Background and objectives: Cytogenetics and mdr1 expression are established prognostic factors for treatment outcome in adult acute myeloid leukemia (AML). The association, however, between specific cytogenetic aberrations and mdr1 expression has not yet been examined in a large cohort of patients.
Design and methods: We therefore looked for mdr1 gene expression at diagnosis within specific cytogenetic aberrations in 331 previously untreated adult patients with de novo or secondary AML (not including t(15;17)) entered into the German SHG AML96 treatment trial.

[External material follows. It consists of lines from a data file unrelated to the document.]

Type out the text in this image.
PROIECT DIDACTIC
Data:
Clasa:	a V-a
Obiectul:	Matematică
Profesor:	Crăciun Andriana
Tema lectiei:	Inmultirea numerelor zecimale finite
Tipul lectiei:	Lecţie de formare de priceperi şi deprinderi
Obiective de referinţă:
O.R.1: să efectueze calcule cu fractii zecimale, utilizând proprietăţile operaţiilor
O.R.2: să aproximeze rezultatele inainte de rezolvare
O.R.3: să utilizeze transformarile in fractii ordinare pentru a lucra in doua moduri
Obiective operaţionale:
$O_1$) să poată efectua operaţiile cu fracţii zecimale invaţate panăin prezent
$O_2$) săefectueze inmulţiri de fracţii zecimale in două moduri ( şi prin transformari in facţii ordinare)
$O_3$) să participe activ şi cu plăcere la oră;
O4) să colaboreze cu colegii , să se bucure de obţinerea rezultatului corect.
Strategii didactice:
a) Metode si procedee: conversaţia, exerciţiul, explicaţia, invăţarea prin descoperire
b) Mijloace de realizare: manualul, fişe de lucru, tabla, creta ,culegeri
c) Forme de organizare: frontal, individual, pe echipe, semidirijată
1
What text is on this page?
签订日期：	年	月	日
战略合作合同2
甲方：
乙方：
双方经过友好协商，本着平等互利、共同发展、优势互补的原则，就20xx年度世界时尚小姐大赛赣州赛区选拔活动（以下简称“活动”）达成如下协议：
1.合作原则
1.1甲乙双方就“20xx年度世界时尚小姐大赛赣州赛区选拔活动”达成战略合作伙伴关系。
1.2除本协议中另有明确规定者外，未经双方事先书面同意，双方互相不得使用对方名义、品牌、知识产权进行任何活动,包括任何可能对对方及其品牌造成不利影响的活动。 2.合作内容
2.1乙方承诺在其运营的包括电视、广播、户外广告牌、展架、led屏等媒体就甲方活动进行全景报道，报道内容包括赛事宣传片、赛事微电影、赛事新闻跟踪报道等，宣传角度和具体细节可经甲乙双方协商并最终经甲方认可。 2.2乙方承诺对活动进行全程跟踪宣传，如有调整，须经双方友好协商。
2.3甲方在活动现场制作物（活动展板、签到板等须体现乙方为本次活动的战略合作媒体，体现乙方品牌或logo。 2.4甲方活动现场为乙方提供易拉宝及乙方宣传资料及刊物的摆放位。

Results: The proportion of mdr1 positive blast probes was significantly higher in patients with aberrant karyotypes than in those with normal karyotypes (39% vs. 15%; p<0.001). Looking at specific cytogenetic aberrations significantly more mdr1 positive AML patients were found within t(8;21), +8, +21, del(7q), del(5q), -7, abn(3q) and multiple aberrations. In contrast, no patient with inv(16) was positive for mdr1. Only 26% of mdr1 positive patients with aberrant karyotypes achieved complete remission (CR) whereas 54% of the mdr1 negative counterparts did so (p=0.002). Furthermore, within abn(11q), +21, +22, -5 or abn(3q) no mdr1 positive patient reached CR, whereas the mdr1 negative counterparts had CR rates comparable to the CR rate of patients with a normal karyotype. This was most impressive in mdr1 negative patients with multiple aberrations achieving a CR rate of 63% (p=0.019). In the multivariate analysis age, disease status and mdr1 expression were the strongest independent predictors for induction treatment failure.
Interpretation and conclusions: The correlation described here between mdr1 gene expression and some cytogenetic aberrations might explain the prognostic divergence of such cytogenetic aberrations in different AML treatment trials due to the amount of mdr-drugs used within the protocols.